PAUL. Les hommes d’aujourd’hui sont vites abattus, prêts à renoncer à ce qui fait leur valeur ; le courage manque à tous les instants de nos vies. Il suffit de regarder autour de soi, les gens louvoient face à leurs problèmes, et au-lieu de rechercher des solutions, préfèrent tourner autour, imaginent des excuses, pire, des explications, ils en appellent à la philosophie, à la psychologie, à la sociologie, on veut mettre un nom savant sur toutes les choses qui nous dérangent, de peur de regarder en face la réalité. Nous sommes devenus des peureux ! Nous ne voulons voir dans nos problèmes que des petits ennuis passagers sans gravité quant en fait la maison brûle !
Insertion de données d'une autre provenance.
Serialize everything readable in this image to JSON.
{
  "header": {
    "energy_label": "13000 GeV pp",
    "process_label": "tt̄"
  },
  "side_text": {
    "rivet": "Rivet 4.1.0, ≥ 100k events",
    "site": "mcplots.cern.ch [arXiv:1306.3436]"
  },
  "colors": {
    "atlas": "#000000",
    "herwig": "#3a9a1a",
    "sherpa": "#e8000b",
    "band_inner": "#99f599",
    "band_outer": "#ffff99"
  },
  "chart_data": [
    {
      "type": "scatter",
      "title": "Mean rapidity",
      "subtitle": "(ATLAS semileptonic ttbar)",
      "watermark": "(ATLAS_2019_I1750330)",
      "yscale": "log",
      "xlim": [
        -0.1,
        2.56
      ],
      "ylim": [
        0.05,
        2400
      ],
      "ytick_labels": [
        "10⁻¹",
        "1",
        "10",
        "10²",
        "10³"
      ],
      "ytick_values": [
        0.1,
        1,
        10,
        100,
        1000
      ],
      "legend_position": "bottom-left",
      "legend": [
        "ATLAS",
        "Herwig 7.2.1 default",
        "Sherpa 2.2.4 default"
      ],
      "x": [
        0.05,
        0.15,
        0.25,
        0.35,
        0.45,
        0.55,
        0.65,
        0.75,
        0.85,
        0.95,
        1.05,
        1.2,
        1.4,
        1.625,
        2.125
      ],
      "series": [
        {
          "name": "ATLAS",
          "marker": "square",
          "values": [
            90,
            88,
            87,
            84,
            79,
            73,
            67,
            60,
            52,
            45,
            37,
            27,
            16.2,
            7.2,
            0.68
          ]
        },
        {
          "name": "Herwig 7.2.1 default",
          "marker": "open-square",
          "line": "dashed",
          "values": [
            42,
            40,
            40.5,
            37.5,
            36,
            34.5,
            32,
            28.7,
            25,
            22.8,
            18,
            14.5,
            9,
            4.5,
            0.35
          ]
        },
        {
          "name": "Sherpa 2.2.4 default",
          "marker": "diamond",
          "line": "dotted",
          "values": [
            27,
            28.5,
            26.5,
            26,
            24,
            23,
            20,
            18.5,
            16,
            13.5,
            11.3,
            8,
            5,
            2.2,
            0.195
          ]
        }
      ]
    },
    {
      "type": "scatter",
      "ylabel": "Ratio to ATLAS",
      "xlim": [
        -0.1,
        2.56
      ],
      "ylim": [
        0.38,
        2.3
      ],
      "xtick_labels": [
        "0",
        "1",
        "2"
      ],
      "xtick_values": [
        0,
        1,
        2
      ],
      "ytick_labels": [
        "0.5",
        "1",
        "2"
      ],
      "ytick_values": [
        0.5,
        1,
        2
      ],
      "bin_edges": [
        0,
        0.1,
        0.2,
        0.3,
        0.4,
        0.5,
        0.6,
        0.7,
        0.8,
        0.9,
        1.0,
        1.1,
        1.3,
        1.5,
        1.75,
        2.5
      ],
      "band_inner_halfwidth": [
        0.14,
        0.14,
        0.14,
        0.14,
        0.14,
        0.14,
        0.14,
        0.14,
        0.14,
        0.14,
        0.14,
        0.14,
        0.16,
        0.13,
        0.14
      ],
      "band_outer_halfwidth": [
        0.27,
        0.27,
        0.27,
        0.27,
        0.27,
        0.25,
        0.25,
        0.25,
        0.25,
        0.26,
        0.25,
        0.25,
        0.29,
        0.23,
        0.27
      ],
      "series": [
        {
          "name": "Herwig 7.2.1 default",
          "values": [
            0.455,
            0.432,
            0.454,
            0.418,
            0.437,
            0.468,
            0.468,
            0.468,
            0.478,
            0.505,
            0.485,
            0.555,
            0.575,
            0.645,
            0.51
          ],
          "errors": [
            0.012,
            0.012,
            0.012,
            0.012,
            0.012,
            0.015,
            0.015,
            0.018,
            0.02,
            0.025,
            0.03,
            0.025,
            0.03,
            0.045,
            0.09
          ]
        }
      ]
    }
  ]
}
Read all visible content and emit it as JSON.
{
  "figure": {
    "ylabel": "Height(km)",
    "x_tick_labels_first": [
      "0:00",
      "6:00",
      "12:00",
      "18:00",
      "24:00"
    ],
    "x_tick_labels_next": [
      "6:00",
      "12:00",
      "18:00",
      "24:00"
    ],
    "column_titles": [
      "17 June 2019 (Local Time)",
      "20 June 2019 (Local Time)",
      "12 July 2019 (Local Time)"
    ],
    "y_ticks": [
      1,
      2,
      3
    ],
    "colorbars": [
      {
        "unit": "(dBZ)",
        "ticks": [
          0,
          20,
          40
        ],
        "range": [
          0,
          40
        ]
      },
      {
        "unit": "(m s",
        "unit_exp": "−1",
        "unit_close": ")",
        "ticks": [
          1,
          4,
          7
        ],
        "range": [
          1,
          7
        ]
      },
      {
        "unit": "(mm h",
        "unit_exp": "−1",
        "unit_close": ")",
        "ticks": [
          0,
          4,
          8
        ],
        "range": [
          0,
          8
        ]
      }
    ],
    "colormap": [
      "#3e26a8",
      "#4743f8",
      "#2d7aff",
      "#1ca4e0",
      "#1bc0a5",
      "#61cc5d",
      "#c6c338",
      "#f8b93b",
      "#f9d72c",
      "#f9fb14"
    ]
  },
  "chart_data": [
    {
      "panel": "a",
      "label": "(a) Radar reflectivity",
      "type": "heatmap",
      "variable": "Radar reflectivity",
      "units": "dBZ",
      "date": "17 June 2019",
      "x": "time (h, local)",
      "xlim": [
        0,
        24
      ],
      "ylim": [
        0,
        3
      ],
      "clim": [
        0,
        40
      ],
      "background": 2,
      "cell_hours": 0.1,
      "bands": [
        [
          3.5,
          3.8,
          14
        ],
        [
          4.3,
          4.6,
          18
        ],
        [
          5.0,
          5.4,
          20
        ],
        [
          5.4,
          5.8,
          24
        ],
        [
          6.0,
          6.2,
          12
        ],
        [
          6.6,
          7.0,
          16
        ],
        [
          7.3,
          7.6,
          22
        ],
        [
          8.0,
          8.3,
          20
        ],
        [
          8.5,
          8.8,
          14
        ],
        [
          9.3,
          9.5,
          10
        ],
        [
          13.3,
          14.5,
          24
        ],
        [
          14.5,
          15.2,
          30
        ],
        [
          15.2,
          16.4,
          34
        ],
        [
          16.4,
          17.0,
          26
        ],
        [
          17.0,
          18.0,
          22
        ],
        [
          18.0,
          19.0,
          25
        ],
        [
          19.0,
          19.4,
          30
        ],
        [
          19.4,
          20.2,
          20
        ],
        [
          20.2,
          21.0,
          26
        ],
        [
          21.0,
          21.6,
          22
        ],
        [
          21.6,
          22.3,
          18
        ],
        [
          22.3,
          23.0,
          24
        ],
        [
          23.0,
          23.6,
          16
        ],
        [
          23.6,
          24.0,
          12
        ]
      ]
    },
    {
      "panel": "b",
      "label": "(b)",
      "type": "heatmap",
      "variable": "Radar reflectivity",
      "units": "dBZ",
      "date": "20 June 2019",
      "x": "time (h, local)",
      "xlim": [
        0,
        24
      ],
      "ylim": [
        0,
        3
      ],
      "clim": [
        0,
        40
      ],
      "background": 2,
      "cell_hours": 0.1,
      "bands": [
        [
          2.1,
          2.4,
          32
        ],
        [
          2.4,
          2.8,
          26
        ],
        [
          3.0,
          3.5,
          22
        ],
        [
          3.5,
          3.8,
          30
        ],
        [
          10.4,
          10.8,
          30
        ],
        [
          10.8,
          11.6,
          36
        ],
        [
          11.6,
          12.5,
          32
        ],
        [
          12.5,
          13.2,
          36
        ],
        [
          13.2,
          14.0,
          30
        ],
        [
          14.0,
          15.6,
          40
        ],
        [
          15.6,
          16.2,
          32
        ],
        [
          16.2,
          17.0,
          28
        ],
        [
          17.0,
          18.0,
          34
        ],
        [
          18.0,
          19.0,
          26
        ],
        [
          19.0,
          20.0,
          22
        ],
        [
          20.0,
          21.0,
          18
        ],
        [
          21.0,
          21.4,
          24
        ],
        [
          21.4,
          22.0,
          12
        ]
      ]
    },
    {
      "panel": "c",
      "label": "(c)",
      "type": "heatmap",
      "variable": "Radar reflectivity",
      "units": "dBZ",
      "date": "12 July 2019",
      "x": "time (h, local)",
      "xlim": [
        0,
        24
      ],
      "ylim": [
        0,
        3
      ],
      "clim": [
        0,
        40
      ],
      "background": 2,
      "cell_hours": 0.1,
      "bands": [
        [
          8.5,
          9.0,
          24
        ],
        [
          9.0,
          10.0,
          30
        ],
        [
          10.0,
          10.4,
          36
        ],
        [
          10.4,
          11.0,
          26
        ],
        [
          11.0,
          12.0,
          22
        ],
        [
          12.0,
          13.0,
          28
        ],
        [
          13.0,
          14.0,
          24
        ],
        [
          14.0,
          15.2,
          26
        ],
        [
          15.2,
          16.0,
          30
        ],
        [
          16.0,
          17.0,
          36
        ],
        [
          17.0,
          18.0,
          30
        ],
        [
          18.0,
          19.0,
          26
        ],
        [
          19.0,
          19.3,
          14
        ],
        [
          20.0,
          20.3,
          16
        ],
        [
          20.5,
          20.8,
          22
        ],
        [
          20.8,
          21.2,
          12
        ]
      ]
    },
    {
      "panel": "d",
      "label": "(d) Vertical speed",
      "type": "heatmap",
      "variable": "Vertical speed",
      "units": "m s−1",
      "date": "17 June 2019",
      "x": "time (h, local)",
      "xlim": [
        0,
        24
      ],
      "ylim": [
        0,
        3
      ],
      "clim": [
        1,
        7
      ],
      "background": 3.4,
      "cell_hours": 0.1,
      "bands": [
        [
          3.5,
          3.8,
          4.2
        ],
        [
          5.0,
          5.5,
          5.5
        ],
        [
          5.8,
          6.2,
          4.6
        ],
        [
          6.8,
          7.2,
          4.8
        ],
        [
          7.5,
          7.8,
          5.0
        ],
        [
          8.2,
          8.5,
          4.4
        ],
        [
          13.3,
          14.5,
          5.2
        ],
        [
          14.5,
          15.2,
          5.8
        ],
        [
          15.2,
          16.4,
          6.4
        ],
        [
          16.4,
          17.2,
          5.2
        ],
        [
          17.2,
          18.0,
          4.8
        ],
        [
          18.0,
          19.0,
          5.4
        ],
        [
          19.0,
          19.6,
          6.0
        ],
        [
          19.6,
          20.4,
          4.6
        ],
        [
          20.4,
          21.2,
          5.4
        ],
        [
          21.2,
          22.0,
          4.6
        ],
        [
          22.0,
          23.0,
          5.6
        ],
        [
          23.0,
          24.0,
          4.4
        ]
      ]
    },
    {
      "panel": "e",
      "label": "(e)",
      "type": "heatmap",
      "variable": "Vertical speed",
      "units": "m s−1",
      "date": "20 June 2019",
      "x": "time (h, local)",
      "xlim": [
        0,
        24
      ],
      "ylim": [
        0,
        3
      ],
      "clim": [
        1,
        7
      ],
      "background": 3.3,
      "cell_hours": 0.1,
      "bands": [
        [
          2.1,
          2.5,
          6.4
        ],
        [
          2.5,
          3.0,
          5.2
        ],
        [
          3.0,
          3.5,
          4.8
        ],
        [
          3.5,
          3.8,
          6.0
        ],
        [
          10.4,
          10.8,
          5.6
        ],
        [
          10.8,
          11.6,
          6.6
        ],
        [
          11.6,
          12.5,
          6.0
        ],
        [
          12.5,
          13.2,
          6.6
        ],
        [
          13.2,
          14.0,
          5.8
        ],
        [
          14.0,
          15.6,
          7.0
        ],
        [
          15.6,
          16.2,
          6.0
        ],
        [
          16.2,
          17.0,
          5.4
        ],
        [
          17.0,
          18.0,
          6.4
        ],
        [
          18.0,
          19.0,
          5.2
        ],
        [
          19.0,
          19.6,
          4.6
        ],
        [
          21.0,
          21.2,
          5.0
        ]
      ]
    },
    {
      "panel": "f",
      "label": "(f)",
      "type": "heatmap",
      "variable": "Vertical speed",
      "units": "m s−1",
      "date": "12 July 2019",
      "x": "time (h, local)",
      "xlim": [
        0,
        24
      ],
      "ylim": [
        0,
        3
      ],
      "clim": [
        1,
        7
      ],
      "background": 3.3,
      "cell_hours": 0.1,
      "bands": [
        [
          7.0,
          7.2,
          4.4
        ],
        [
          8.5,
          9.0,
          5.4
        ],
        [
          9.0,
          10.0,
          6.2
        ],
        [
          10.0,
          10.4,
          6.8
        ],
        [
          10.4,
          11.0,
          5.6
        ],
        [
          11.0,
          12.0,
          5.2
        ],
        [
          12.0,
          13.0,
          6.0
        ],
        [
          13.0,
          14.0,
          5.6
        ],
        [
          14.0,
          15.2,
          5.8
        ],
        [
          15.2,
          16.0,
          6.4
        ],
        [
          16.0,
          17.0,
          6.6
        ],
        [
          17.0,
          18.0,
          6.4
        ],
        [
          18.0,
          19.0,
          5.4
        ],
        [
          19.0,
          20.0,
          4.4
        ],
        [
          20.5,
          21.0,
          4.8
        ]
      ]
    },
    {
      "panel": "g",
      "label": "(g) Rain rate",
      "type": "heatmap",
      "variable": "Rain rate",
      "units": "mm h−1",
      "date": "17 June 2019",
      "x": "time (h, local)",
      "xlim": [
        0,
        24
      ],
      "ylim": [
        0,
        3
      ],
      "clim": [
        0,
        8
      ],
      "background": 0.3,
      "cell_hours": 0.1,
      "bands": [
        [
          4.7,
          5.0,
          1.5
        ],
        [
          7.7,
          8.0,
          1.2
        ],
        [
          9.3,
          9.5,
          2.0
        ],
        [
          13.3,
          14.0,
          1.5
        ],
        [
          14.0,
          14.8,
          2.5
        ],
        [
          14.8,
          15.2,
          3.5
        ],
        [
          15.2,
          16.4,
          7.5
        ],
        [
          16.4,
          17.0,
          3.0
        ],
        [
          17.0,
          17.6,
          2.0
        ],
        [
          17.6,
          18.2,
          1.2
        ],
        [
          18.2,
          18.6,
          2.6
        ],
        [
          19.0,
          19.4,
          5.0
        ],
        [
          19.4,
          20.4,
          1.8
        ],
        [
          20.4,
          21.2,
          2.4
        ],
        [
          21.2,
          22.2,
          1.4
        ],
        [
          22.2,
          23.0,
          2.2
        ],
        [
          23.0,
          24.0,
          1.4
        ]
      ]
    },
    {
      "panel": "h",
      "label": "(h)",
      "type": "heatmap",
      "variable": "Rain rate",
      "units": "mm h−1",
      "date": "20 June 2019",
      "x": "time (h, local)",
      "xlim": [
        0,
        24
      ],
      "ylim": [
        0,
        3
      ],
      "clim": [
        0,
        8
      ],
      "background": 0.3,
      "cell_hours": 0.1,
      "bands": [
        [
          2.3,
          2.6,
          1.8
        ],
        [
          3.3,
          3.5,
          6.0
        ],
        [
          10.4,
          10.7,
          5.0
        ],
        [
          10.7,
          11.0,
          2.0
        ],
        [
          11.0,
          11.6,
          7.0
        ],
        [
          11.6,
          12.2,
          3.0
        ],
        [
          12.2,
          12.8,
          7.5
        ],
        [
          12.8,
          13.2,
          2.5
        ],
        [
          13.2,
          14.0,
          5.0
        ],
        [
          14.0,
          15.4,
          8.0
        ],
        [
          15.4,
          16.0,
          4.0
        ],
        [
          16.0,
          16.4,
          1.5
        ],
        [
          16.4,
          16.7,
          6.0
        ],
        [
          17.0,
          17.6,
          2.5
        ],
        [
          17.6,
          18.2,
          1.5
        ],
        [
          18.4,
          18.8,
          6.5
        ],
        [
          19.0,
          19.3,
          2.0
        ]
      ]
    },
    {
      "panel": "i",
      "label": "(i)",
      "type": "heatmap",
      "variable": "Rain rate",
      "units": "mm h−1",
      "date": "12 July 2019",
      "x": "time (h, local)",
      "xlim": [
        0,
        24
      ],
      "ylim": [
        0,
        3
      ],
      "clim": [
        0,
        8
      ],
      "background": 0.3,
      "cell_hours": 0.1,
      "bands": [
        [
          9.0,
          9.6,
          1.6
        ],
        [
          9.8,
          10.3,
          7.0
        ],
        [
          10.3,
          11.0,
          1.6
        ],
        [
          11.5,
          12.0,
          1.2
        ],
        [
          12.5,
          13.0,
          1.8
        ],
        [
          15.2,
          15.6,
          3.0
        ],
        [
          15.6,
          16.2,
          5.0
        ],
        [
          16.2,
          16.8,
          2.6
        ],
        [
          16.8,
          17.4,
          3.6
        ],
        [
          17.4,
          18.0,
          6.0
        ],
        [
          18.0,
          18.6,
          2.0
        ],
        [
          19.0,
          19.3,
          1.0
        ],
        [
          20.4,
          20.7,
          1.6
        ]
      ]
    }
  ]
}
MARCEL. Qu’est-ce qu’il nous fait notre cher Paul ?
GEORGES. Une crie aiguë de défaitisme ? Non, pas vous, Paul, vous n’avez pas le droit. On compte trop sur votre intelligence clairvoyante pour nous épauler, nous guider dirais-je et voilà, patatras ! le mythe s’écroule…
MARCEL. C’est « l’effet de la Présidentielle » on m’en a déjà parlé, l’autre jour…
GEORGES. Avec effets inattendus, vous avouerez.
PAUL. Oui, j’avoue, il doit y avoir de cela !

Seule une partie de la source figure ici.